Another week, another NIMBY effort in San Francisco — despite all the groundswell of support for the idea that the city needs more housing, not more hemming and hawing over it.

A 70-year-old neighborhood association in Laurel Heights has filed — what else!? — an environmental lawsuit to try to shut down or alter a 744-unit redevelopment project on the soon-to-be-vacated, 10.3-acre UCSF Laurel Heights campus. Concerns have been raised about the "quiet" neighborhood getting overrun with congestion, Laurel Village merchants being threatened by new retail, "needless significant environmental impacts" to the area, and a general rejection of this type of density in what ought to be a far denser city. The project also includes a 186 units of affordable housing for seniors.

As Curbed notes today, "It’s getting to the point where California Environmental Quality Act (CEQA) challenges and lawsuits are part of the official San Francisco development process." And, sadly, that is the case here, with the Laurel Heights Improvement Association arguing that the city failed to comply with CEQA in approving the large mixed-use project last year, which is a collaborative project of Prado Group, SKS Partners, and Mercy Housing.

Prior to filing the lawsuit, neighbors expressed frustration with the design and other aspects of the project during the Planning approvals process. As the Chronicle reported, Clay Street resident Krisanthy Desby said at the time “this is not a downtown construction zone” and “15 years of noise, construction dust and congestion is simply unacceptable.” She added, "Laurel Heights is at the intersection of four quiet family neighborhoods.

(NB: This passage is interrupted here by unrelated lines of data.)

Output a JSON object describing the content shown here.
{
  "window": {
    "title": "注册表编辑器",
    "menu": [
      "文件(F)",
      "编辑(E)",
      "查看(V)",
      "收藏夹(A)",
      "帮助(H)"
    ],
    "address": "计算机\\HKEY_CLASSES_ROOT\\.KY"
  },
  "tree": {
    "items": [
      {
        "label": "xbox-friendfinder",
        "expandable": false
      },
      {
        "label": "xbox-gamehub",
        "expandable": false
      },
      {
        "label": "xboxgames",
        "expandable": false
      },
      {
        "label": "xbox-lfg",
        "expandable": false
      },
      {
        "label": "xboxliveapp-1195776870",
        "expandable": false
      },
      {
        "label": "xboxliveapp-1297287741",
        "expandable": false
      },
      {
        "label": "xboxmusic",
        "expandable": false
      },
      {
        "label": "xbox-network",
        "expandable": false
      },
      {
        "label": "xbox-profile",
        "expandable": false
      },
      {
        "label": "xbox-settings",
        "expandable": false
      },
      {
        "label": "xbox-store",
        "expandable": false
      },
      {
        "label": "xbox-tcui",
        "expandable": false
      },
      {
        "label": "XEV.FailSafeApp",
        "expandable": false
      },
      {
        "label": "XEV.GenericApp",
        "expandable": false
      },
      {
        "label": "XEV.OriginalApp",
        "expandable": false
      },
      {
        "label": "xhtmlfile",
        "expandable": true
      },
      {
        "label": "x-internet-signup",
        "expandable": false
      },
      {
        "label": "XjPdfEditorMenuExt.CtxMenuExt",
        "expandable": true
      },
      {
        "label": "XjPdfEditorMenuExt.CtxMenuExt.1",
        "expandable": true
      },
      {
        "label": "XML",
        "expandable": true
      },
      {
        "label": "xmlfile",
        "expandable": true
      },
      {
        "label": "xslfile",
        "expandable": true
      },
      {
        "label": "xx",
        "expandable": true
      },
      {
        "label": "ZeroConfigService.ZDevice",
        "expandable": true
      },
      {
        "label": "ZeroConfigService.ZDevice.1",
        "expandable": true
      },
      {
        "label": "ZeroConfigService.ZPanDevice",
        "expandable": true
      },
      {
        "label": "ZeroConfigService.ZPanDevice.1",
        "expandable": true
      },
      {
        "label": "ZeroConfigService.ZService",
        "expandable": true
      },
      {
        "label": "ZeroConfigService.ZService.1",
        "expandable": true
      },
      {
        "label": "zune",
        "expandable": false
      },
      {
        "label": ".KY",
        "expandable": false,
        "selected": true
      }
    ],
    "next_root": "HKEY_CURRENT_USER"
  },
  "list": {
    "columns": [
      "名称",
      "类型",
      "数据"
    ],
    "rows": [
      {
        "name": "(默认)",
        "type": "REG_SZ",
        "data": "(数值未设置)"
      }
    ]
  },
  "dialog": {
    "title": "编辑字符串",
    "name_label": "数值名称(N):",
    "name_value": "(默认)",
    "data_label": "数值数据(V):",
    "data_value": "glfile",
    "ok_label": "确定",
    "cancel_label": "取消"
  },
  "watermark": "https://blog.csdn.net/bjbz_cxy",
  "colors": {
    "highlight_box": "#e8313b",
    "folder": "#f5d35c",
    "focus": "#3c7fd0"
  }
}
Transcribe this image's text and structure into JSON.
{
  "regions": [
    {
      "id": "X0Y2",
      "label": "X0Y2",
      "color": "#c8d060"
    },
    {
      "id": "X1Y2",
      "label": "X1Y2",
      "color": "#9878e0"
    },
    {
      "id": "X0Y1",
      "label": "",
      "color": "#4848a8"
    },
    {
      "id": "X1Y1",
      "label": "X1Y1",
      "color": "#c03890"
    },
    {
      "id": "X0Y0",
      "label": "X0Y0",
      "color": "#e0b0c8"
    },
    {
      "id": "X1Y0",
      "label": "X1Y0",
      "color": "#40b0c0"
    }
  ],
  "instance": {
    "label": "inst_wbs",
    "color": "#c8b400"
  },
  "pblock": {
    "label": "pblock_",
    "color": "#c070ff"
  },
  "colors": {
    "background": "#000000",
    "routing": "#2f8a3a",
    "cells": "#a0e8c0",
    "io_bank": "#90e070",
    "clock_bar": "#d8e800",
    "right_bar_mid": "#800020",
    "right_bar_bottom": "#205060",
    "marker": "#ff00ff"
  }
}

The scale and timeline of the Prado Group plan will destroy them in every way."

You may recall that neighbors on the Embarcadero used CEQA arguments to fight against a temporary homeless Navigation Center on Port of SF property — which now, thankfully, has been completed and opened despite their legal efforts.

"It’s a pretty clear indication that there is a need for CEQA reform,” says Mercy Housing President Doug Shoemaker, speaking to the Chronicle. “We’re in a moment where no matter how much work you do and how much consensus gets built … this is the option that is available to anyone who can scrape together enough money to file a lawsuit."

The developers, like other SF developers before them, were careful in the case of this Laurel Heights project to take advantage of a little-known state law expiring in 2021 called AB900, which fast-tracks the appeals process for projects deemed "leadership projects." To qualify, they project has to cost more than $100 million and prove that it will not result in any net additional emissions of greenhouse gases, and that it will provide high-skilled construction jobs. Under the law, the neighborhood association only has 270 days to resolve any legal appeals. The same trick was employed by the Golden State Warriors in trying to get the Chase Center built several years ago.

The fact is — and here I go editorializing on a favorite topic — San Francisco doesn't get to wave a magic wand and create housing out of nothing, or make sure that all of it gets built in already dense downtown neighborhoods or formerly industrial areas like SoMa. Housing density is going to come at the cost of some of the quaintness that San Franciscans hold dear — and that neighborhood associations like the Laurel Heights Improvement Association have been fighting to preserve for decades. Every last suburban-feeling space in San Francisco can not be preserved if we are also going to address the vacancy and housing-affordability crisis in this city — and let's not forget this is a city, even though so many areas like Laurel Heights and the Avenue neighborhoods are filled with single-family tract homes and larger manses.

The UCSF Laurel Heights campus was constructed in the 1950s and acquired by UCSF in the early 1980s. The university sold off the property for development as part of its long-term plans to reduce occupancy costs, and the departments housed there — primarily behavioral and policy research, and various academic and campus administrative departments — are getting relocated to Mission Bay this year.

The Prado Group's development, known as 3333 California, was unanimously approved by the SF Board of Supervisors and the Planning Commission last year.